“It must suck to live life with that perfect bullshit detector. What a curse.”
He might as well have slapped her and caressed her at the same time. This was what she missed the most. A man who could slip into shorthand with her, who understood her at a fundamentally different level than the rest of the world. The rarity of that kind of connection made her watch him, breathing through a decade of scar tissue, and realize that the past didn’t matter.
Truly.
How much longer was she going to deprive herself of being this well understood? Her anger was a shield against the injustice of what Gerald had done to her, but it was also a shell she used to justify hiding from the world. Three years of law school, seven years of hundred-hour weeks left her with virtually nothing to give to any sector of her life.
Least of all her heart.
She liked it that way.
Until now.
“It’s a gift.”
He snorted. “It’s a gift when it helps you. I don’t think it’s helping you right now.”
Damn it.
He did it again.
“How do you do that?”
“Do what?”
“Know me so well? Even after all these years you just...do.”

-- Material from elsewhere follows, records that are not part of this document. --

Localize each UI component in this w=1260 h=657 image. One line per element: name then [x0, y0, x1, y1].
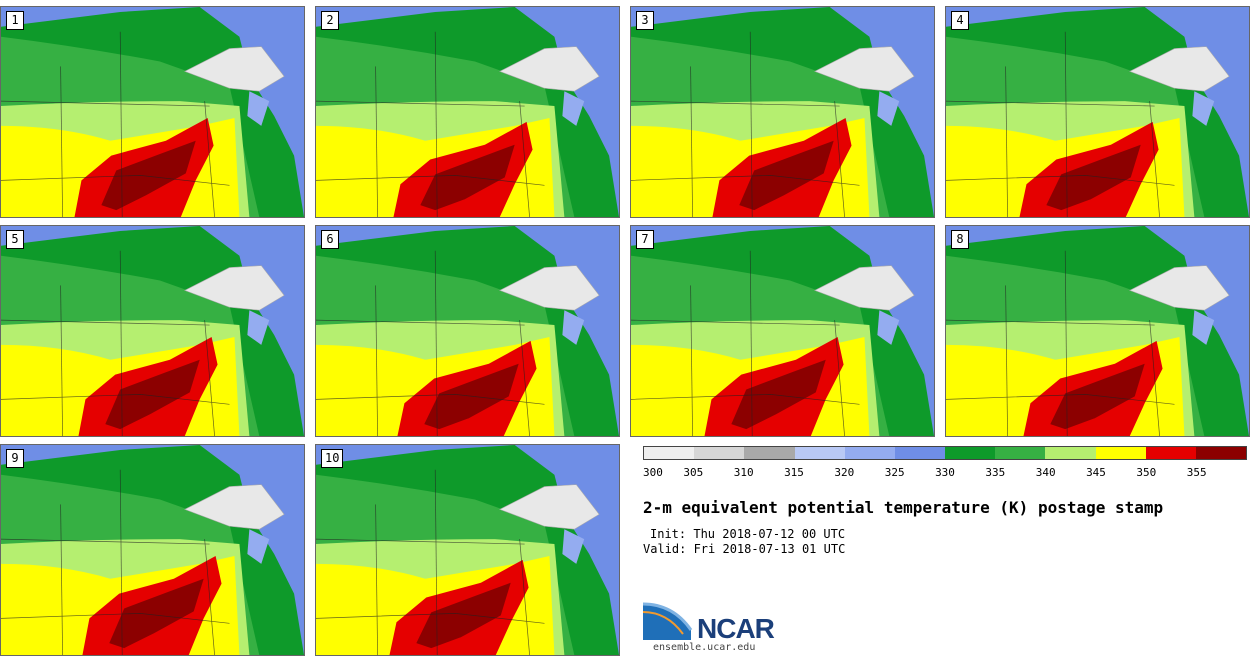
init-time: Init: Thu 2018-07-12 00 UTC — [650, 527, 846, 541]
colorbar-swatch — [1095, 447, 1146, 459]
colorbar-swatch — [644, 447, 695, 459]
colorbar-swatch — [1195, 447, 1247, 459]
member-number-label: 8 — [951, 230, 969, 249]
colorbar-tick-label: 330 — [935, 466, 955, 479]
colorbar-tick-label: 325 — [884, 466, 905, 479]
colorbar-tick-label: 305 — [683, 466, 704, 479]
colorbar — [643, 446, 1247, 460]
colorbar-tick-label: 355 — [1186, 466, 1207, 479]
colorbar-tick-label: 350 — [1136, 466, 1157, 479]
colorbar-swatch — [945, 447, 996, 459]
member-number-label: 5 — [6, 230, 24, 249]
colorbar-tick-label: 335 — [985, 466, 1006, 479]
colorbar-swatch — [794, 447, 845, 459]
map-panel: 4 — [945, 6, 1250, 218]
ensemble-member-map — [316, 445, 619, 655]
ensemble-member-map — [631, 226, 934, 436]
logo-url: ensemble.ucar.edu — [653, 642, 756, 653]
ensemble-member-map — [631, 7, 934, 217]
member-number-label: 4 — [951, 11, 969, 30]
map-panel: 8 — [945, 225, 1250, 437]
colorbar-swatch — [1045, 447, 1096, 459]
colorbar-tick-label: 320 — [834, 466, 855, 479]
map-panel: 7 — [630, 225, 935, 437]
map-panel: 1 — [0, 6, 305, 218]
colorbar-swatch — [744, 447, 795, 459]
colorbar-ticks: 300 305 310 315 320 325 330 335 340 345 350 355 — [643, 466, 1247, 480]
ensemble-member-map — [1, 445, 304, 655]
map-panel: 10 — [315, 444, 620, 656]
valid-time: Valid: Fri 2018-07-13 01 UTC — [643, 542, 846, 556]
map-panel: 6 — [315, 225, 620, 437]
ensemble-member-map — [1, 7, 304, 217]
ensemble-member-map — [946, 7, 1249, 217]
member-number-label: 7 — [636, 230, 654, 249]
logo-name: NCAR — [697, 613, 775, 644]
ensemble-member-map — [1, 226, 304, 436]
ncar-logo-icon — [643, 602, 693, 640]
colorbar-swatch — [1145, 447, 1196, 459]
figure-title: 2-m equivalent potential temperature (K)… — [643, 498, 1164, 517]
map-panel: 9 — [0, 444, 305, 656]
ensemble-member-map — [946, 226, 1249, 436]
member-number-label: 10 — [321, 449, 344, 468]
map-panel: 5 — [0, 225, 305, 437]
colorbar-swatch — [995, 447, 1046, 459]
colorbar-swatch — [894, 447, 946, 459]
ensemble-member-map — [316, 7, 619, 217]
colorbar-tick-label: 315 — [784, 466, 804, 479]
ensemble-member-map — [316, 226, 619, 436]
member-number-label: 1 — [6, 11, 24, 30]
colorbar-swatch — [694, 447, 745, 459]
member-number-label: 3 — [636, 11, 654, 30]
member-number-label: 2 — [321, 11, 339, 30]
colorbar-tick-label: 340 — [1035, 466, 1056, 479]
colorbar-tick-label: 345 — [1086, 466, 1106, 479]
colorbar-tick-label: 300 — [643, 466, 663, 479]
map-panel: 2 — [315, 6, 620, 218]
member-number-label: 6 — [321, 230, 339, 249]
colorbar-tick-label: 310 — [733, 466, 754, 479]
colorbar-swatch — [844, 447, 895, 459]
map-panel: 3 — [630, 6, 935, 218]
member-number-label: 9 — [6, 449, 24, 468]
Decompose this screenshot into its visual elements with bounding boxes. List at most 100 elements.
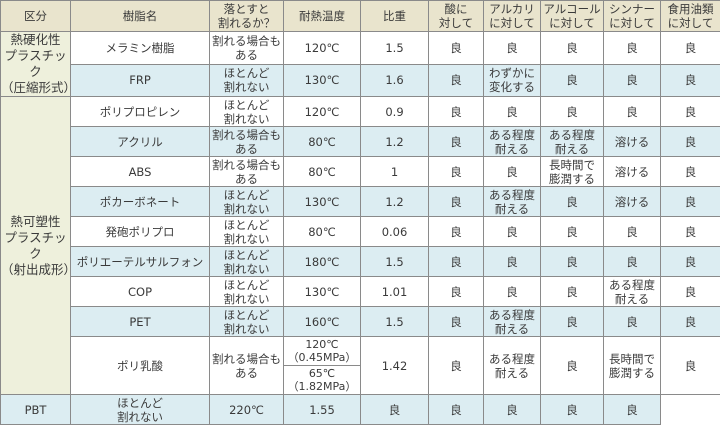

“It’s a gift.” He didn’t smirk as he threw her own words back at her.
“It really is.”
She started to breathe as slowly as possible as her heart crawled into her throat, her stomach curling inward, her thighs tightening. He could just look at her and make this happen. He could give her a raw, unafraid appraisal and rip out the deep roots of discontent that had grown there in his absence.
She grabbed a tortilla chip and shoveled it in her mouth, the crunching a welcome static, breaking up the silence in her mind.
Gerald did that.
He quieted her, the internal voice silenced, the eerie echo leaving room for true emotion to seep in.
For him to walk back in.
“That’s it? You had PTSD like every other soldier—including me—and you left because of that?”
“Basically.”
“Basically doesn’t cut it.”
“I came home and spent nearly two months in a psych ward, Suz. That email was a gesture of mercy. Took me two years to get out of my own head and start living again.”
“I’m sorry.”
“I don’t need your pity.”
“I’m not offering it. The fact that you don’t know the difference between pity and empathy is really sad.”
He gagged on his water.
“Your walking out on me was the single worst thing that ever happened to me, Gerald. Ever.”
Eyes watering, he tried to recover and speak, his throat in spasms. “I’m sure that’s not true, Suz. You saw some roadside bombings that—”
“Don’t you dare—you, of all people—try to tell me my own internal state, Gerald. You don’t get to invalidate me. You don’t get to rank my emotional devastation.” Her voice was deadly calm. “You never had permission to do so, and you certainly don’t have it now.”
Pain flashed in his eyes. “You’re right. Forgive me.”
Forgive me.
Could she? Could she ever? As the waiter delivered a platter of enchiladas and quesadillas and they busied themselves, grateful for the break, she wondered. Could she ever forgive him? Or herself? Because if the answer was no, she was wasting time.
Hers and his.
“I’ve imagined this moment so many times,” she confessed. Why not? What did she have to lose. Worst case, her anger. It might be nice to set down that burden for good and stop letting it weight her down. “And not once did I think that when I explained how hurt I was by your leaving, you’d compare it to a roadside bombing and say that having the love of my life break my heart by email and then disappear wasn’t as bad.”
He closed his eyes and winced.
“And yet, every part of me wants to throw myself at you and be kissed like last night. I want to pour out my heart and pick that fine mind of yours. I want to watch you sculpt, observe how you move through the world with your body, taking in parts of life I only see at surface depth. So here I am, hating you and left with the echo of loving you so deeply, and for so long, that I think I held on to the anger because it was all I had left of you.”
With that, she grabbed a triangle of quesadilla, dipped it in sour cream, and took a bite.
Gerald’s eyes tightened, narrowing so much she could barely see the pupils. He leaned forward, his cuff brushing the tips of the chips in the basket, and whispered, “The biggest mistake of my life was not knowing how to trust you.”
She felt the words as they traveled from her brain to her heart, triggering biochemical systems designed to unite emotion with stimulus, biology with communication.
“And sitting here, across this table, watching you tell me how much I hurt you, and yet you still want what we once had, blows my mind. You always did that, Suzanne. And you still do that. Only you.”
A part of her knew he was holding back. There was more. Much more.
But another self inside her, one she’d shushed a thousand times, wanted to walk into his arms and be held.
“How have you been?” she asked softly. “How did you heal?”
“How do you know I have?”
“You said you’re a different man.”
He reached across the table and slid his hand into hers. Didn’t ask.
Didn’t need to.
“That’s really the story? You came home ahead of me, got put in psych, emailed me to break up, and by the time I was stateside, no one knew where you were. What were you doing? What was your life like?”